LAST_ERROR_TIMESTAMP: 2014-06-01 13:10:07                                                                                                                                                                                                    
1 row in set (0.01 sec)

Sorry - wrong output from replication_execute_status_by_worker.

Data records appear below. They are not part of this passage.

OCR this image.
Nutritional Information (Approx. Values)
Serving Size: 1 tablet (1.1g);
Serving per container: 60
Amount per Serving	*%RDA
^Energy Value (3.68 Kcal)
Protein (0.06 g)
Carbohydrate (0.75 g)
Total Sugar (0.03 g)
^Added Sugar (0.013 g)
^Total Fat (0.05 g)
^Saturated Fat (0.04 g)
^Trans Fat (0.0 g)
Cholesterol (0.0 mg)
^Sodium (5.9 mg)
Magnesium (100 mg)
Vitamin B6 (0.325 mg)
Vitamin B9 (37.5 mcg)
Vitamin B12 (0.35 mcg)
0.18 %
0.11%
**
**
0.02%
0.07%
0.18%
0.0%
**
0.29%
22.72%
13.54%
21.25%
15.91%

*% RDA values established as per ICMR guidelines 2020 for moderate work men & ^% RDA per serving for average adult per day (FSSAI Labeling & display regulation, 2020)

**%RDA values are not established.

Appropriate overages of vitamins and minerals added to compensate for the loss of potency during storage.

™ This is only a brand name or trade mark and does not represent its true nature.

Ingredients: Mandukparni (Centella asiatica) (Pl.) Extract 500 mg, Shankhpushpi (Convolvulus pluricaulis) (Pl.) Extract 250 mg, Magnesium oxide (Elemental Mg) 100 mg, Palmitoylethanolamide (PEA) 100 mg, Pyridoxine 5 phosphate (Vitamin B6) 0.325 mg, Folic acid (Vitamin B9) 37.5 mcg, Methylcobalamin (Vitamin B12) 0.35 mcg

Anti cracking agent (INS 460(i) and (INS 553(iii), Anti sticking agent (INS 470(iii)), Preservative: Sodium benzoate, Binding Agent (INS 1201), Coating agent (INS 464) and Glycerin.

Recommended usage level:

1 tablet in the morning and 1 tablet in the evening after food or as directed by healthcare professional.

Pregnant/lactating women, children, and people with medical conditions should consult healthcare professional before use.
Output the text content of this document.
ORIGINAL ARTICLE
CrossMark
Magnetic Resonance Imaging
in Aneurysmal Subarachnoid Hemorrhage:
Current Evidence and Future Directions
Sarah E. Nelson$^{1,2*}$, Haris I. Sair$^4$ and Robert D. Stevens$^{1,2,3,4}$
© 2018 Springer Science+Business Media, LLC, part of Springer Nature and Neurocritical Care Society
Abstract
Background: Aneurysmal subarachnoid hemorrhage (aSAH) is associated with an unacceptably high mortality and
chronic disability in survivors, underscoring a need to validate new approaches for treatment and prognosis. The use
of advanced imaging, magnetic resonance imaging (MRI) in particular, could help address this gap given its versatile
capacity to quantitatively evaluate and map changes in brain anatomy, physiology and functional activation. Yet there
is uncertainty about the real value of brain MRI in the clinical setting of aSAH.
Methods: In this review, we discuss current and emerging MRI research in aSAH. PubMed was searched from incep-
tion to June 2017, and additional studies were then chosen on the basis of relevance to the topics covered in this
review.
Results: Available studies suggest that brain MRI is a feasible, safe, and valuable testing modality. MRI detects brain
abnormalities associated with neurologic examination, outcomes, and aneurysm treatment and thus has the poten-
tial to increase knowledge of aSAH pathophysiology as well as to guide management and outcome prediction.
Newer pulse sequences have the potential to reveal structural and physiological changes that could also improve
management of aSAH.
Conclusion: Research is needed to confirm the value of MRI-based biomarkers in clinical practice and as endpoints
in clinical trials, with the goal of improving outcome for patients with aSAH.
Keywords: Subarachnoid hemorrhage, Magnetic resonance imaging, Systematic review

The issue only exists when the SQL threads are not running:

slave> SELECT WORKER_ID, THREAD_ID, LEFT(LAST_ERROR_MESSAGE, 20) AS 'Last Error' FROM performance_schema.replication_execute_status_by_worker;
+-----------+-----------+----------------------+
| WORKER_ID | THREAD_ID | Last Error           |
+-----------+-----------+----------------------+
|         1 |      NULL |                      |
|         1 |      NULL |                      |
|         1 |      NULL |                      |
|         1 |      NULL |                      |
|         1 |      NULL |                      |
|         1 |      NULL |                      |
|         1 |      NULL |                      |
|         1 |      NULL | Worker 7 failed exec |
+-----------+-----------+----------------------+
8 rows in set (0.00 sec)

But as this will always be the case when one of the SQL threads encountered an error it makes it more difficult to investigate replication errors.

One important side effect of this is that the WORKER_ID displayed in the error message in replication_execute_status_by_coordinator is always 1 no matter which worker actually encountered the error.